Prisão definitiva de Bolsonaro se aproxima; saiba onde ex-presidente pode ficar preso

Agência Brasil
Ministro Alexandre de Moraes deve analisar com agilidade os últimos recursos da defesa  |   Bnews - Divulgação Agência Brasil
Anderson Ramos

por Anderson Ramos

Publicado em 27/10/2025, às 12h41



Jair Bolsonaro deve iniciar o cumprimento de sua pena de 27 anos por tentativa de golpe de Estado nos próximos dias, com a análise dos embargos de declaração por parte do ministro Alexandre de Moraes sendo aguardada com urgência.

O cumprimento da pena de 27 anos de prisão imposta pelo Supremo Tribunal Federal (STF) a Jair Bolsonaro (PL) por tentativa de golpe de Estado deve ter início nos próximos dias. A expectativa é que o ministro Alexandre de Moraes analise com agilidade os embargos de declaração — última possibilidade de recurso dos condenados.

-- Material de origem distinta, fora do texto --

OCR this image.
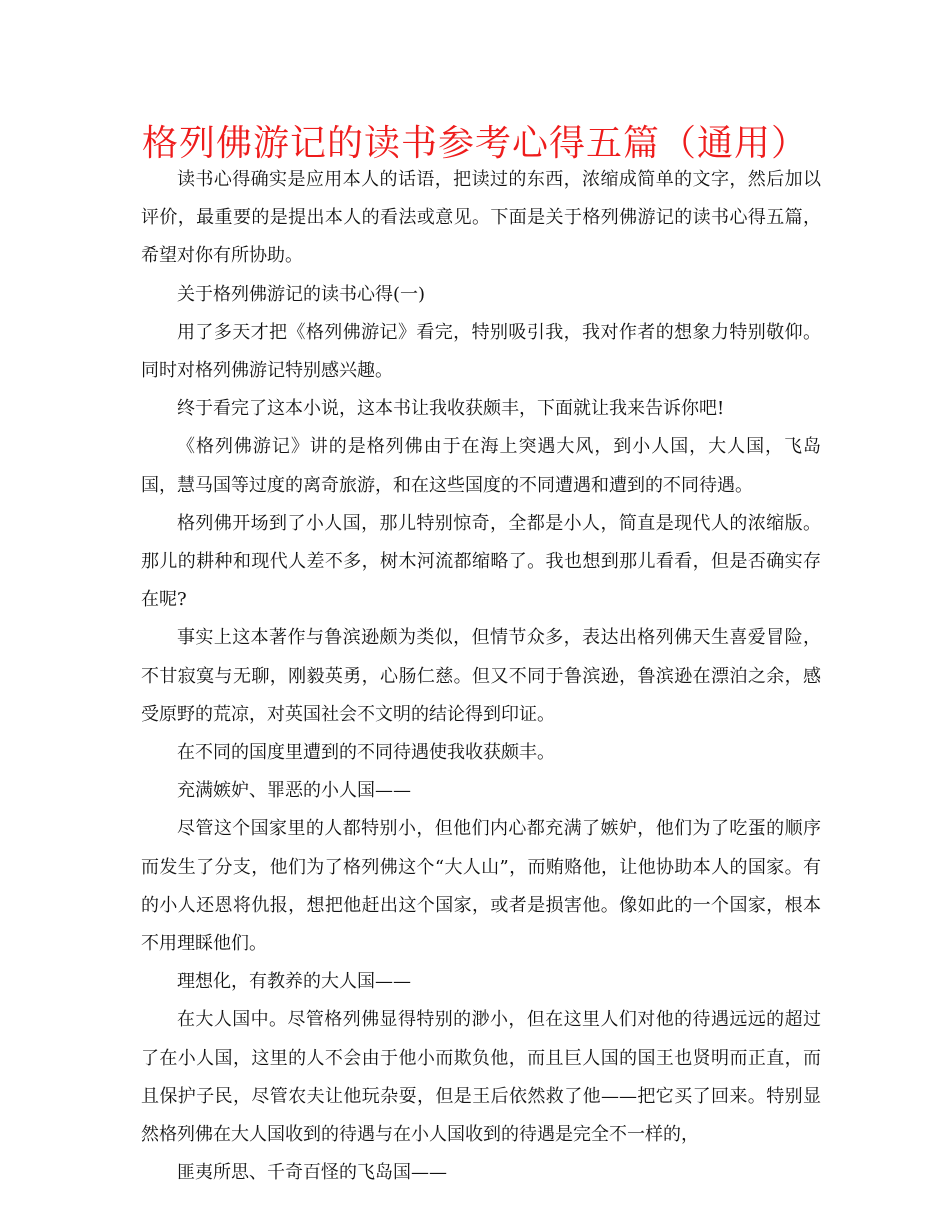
格列佛游记的读书参考心得五篇（通用）

读书心得确实是应用本人的话语，把读过的东西，浓缩成简单的文字，然后加以评价，最重要的是提出本人的看法或意见。下面是关于格列佛游记的读书心得五篇，希望对你有所协助。

关于格列佛游记的读书心得(一)

用了多天才把《格列佛游记》看完，特别吸引我，我对作者的想象力特别敬仰。同时对格列佛游记特别感兴趣。

终于看完了这本小说，这本书让我收获颇丰，下面就让我来告诉你吧!

《格列佛游记》讲的是格列佛由于在海上突遇大风，到小人国，大人国，飞岛国，慧马国等过度的离奇旅游，和在这些国度的不同遭遇和遭到的不同待遇。

格列佛开场到了小人国，那儿特别惊奇，全都是小人，简直是现代人的浓缩版。那儿的耕种和现代人差不多，树木河流都缩略了。我也想到那儿看看，但是否确实存在呢?

事实上这本著作与鲁滨逊颇为类似，但情节众多，表达出格列佛天生喜爱冒险，不甘寂寞与无聊，刚毅英勇，心肠仁慈。但又不同于鲁滨逊，鲁滨逊在漂泊之余，感受原野的荒凉，对英国社会不文明的结论得到印证。

在不同的国度里遭到的不同待遇使我收获颇丰。

充满嫉妒、罪恶的小人国——

尽管这个国家里的人都特别小，但他们内心都充满了嫉妒，他们为了吃蛋的顺序而发生了分支，他们为了格列佛这个“大人山”，而贿赂他，让他协助本人的国家。有的小人还恩将仇报，想把他赶出这个国家，或者是损害他。像如此的一个国家，根本不用理睬他们。

理想化，有教养的大人国——

在大人国中。尽管格列佛显得特别的渺小，但在这里人们对他的待遇远远的超过了在小人国，这里的人不会由于他小而欺负他，而且巨人国的国王也贤明而正直，而且保护子民，尽管农夫让他玩杂耍，但是王后依然救了他——把它买了回来。特别显然格列佛在大人国收到的待遇与在小人国收到的待遇是完全不一样的，

匪夷所思、千奇百怪的飞岛国——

A defesa do ex-presidente esperou o último dia do prazo, que se encerra nesta segunda-feira (27) para ingressar com a peça, esticando por alguns dias a definição sobre onde ele será recolhido. As opções de onde ele pode ficar preso são: 

  • Batalhão da Polícia do Exército; 
  • Dependência da Polícia Federal;
  • Presídio da Papuda.

O ex-presidente está preso preventivamente em sua residência em Brasília, e usa tornozeleira eletrônica e só recebe visitas com autorização de Moraes. A defesa tentará mantê-lo em casa, alegando os problemas de saúde enfrentados por Bolsonaro, mas a hipótese é considerada improvável ao menos num primeiro momento.

Fim do prazo

Termina hoje o prazo para que Jair Bolsonaro e os outros sete réus do chamado “núcleo 1” do processo por tentativa de golpe de Estado recorrerem da condenação imposta pelo STF. 

Os advogados de Bolsonaro buscam reduzir a pena fixada pela Primeira Turma do STF.  O tenente-coronel Mauro Cid deve ser o único que não apresentará recurso. 

Os recursos serão analisados em plenário virtual pela Primeira Turma. Ainda não há previsão para o julgamento. Caso o recurso seja rejeitado, as defesas ainda poderão apresentar mais um embargo, que se rejeitado, o STF pode publicar trânsito em julgado.